How to Treat Rheumatoid Arthritis?

 
Author: Aleksandr Kavokin, MD, PhD
 

Traditionally, non-steroidal anti-inflammatory drugs (NSAIDs) go as the first-line therapy. Aspirin, ibuprofen, naproxen, sulindac, indomethacin, nabumetone, tolmetin relieve symptoms. However, NSAIDs can not prevent joint destruction. Corticosteroids efficiently reduce the symptoms of inflammation. Alas, the side effects of corticosteroids are extremely extensive. They cause weight gain, weak bones, infection, acne, easy bruising, diabetes, facial puffiness, stomach ulcers, eye cataracts and many others.
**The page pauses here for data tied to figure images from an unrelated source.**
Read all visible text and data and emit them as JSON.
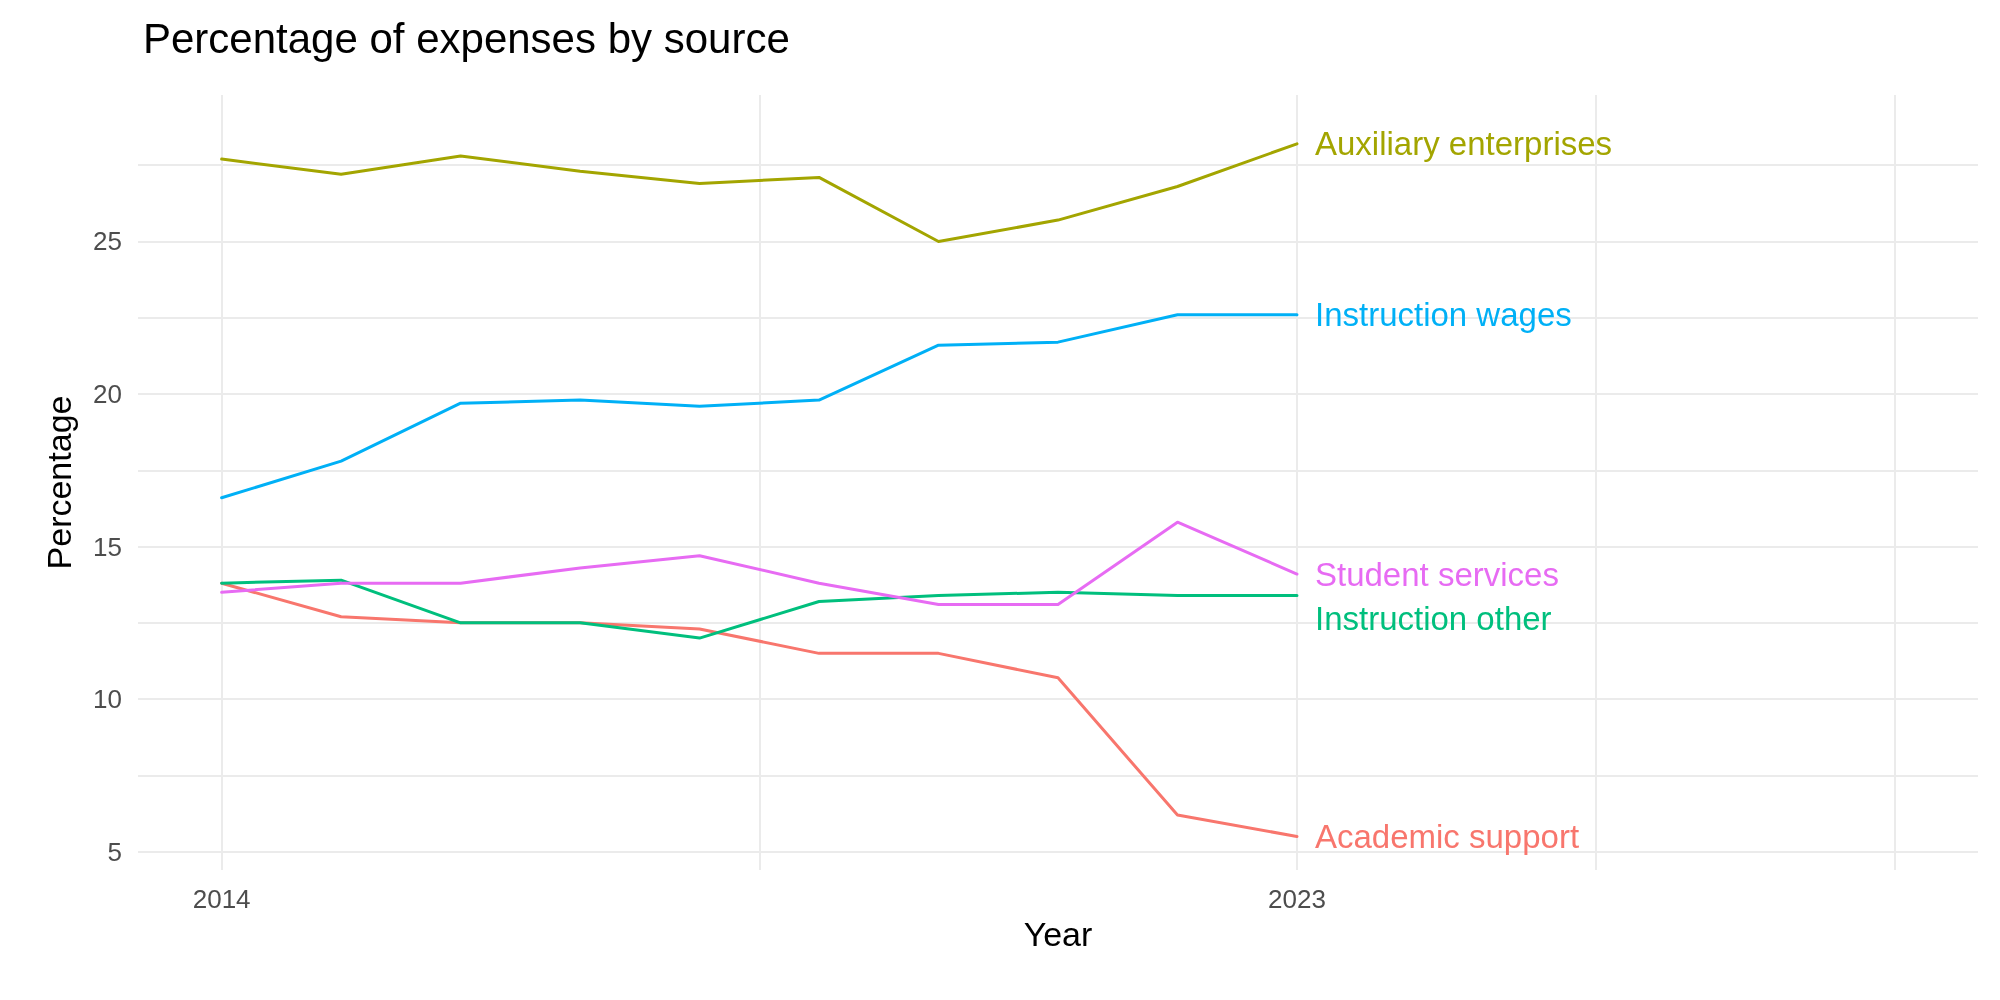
{
  "chart_data": {
    "type": "line",
    "title": "Percentage of expenses by source",
    "xlabel": "Year",
    "ylabel": "Percentage",
    "x": [
      2014,
      2015,
      2016,
      2017,
      2018,
      2019,
      2020,
      2021,
      2022,
      2023
    ],
    "series": [
      {
        "name": "Auxiliary enterprises",
        "color": "#a3a500",
        "values": [
          27.7,
          27.2,
          27.8,
          27.3,
          26.9,
          27.1,
          25.0,
          25.7,
          26.8,
          28.2
        ]
      },
      {
        "name": "Instruction wages",
        "color": "#00b0f6",
        "values": [
          16.6,
          17.8,
          19.7,
          19.8,
          19.6,
          19.8,
          21.6,
          21.7,
          22.6,
          22.6
        ]
      },
      {
        "name": "Student services",
        "color": "#e76bf3",
        "values": [
          13.5,
          13.8,
          13.8,
          14.3,
          14.7,
          13.8,
          13.1,
          13.1,
          15.8,
          14.1
        ]
      },
      {
        "name": "Instruction other",
        "color": "#00bf7d",
        "values": [
          13.8,
          13.9,
          12.5,
          12.5,
          12.0,
          13.2,
          13.4,
          13.5,
          13.4,
          13.4
        ]
      },
      {
        "name": "Academic support",
        "color": "#f8766d",
        "values": [
          13.8,
          12.7,
          12.5,
          12.5,
          12.3,
          11.5,
          11.5,
          10.7,
          6.2,
          5.5
        ]
      }
    ],
    "xlim": [
      2013.3,
      2028.7
    ],
    "xticks": [
      2014,
      {
        "value": 2018.5,
        "label": null
      },
      2023,
      {
        "value": 2025.5,
        "label": null
      },
      {
        "value": 2028,
        "label": null
      }
    ],
    "ylim": [
      4.4,
      29.8
    ],
    "yticks": [
      5,
      {
        "value": 7.5,
        "label": null
      },
      10,
      {
        "value": 12.5,
        "label": null
      },
      15,
      {
        "value": 17.5,
        "label": null
      },
      20,
      {
        "value": 22.5,
        "label": null
      },
      25,
      {
        "value": 27.5,
        "label": null
      }
    ],
    "grid": true,
    "legend": false,
    "marker": "none",
    "line_style": "solid"
  }
}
In case of active rheumatoid arthritis the disease-modifying anti-rheumatic drugs (DMARDs) are used. An example is methotrexate. Doctors often use DMARDS together with corticosteroids and NSAIDs. Gold compounds and anti-malaria drugs are also in use. Other drugs include: azathioprine, cyclosporine A, D-penicillamine, minocycline, sulfasalazine. Majority of these drugs have serious side effects and complications. Currently DMARDs are not well tolerated and have serious side-effects. Corticosteroids are still widely used, but doctors expect development of newer and better DMARDs. Opiates and topical lidocaine relieve pain.
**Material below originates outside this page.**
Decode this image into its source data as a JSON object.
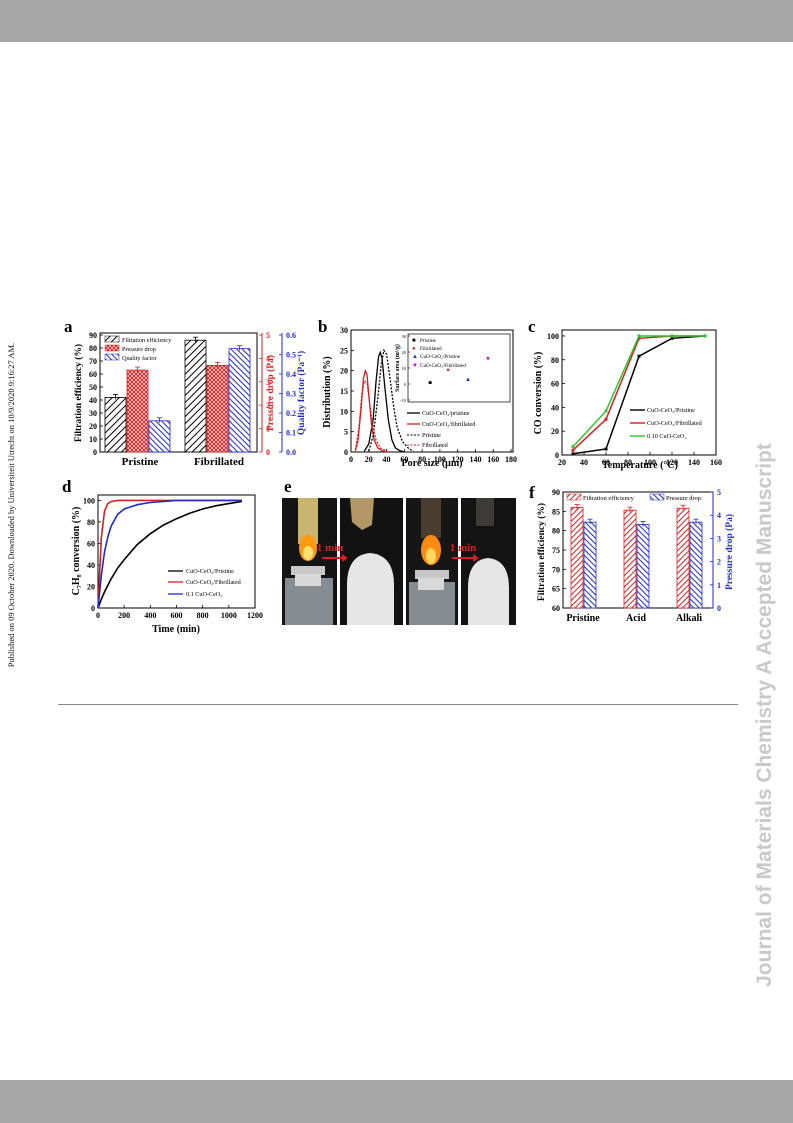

Rheumatoid arthritis cause extra production of pro-inflammatory cytokines (the regulating substances of immunological system) and relative lack of anti-inflammatory cytokines. This imbalance leads to the development of cartilage and bone destruction. The process erodes bone in the joints. Researchers found biologic agents to block some specific cytokines. For, example anti-TNF monoclonal antibodies infliximab and adalimumab block TNF (Tumor Necrosis Factor, one of the most potent cytokines). Another strategy use etanercept (a soluble TNF receptor) that reacts with TNF and prevents attachment of TNF to the real TNF receptors on the target cells. An IL-1 receptor antagonist anakinra prevents another type of inflammatory response. Use of these biological agents made significant and rapid clinical improvements with low toxicity.

Alas, there were some drawbacks after long-term use. One was the need for parenteral administration (needlesticks) which is unpleasant and may lead to infections. Another was that the agents cause an immune reaction of the body and loose efficiency over time. Furthermore, monoclonal antibodies and soluble receptors inhibit on the extracellular level. More effective would be to block intracellular inflammatory pathways. Inhibition of p38 MAPK by oral drugs is the possibility under investigation at present.

Weight loss, physiotherapy, joint injections, and specialized tools for home activity help the patients. In severe case patient may need joint replacement. Some patients benefit form changes of diet and lifestyle. Reducing stress, sleeping well, eating less and highly digestible foods, eating yogurt, garlic, vegetables, drinking sufficient volume of water may help some patients.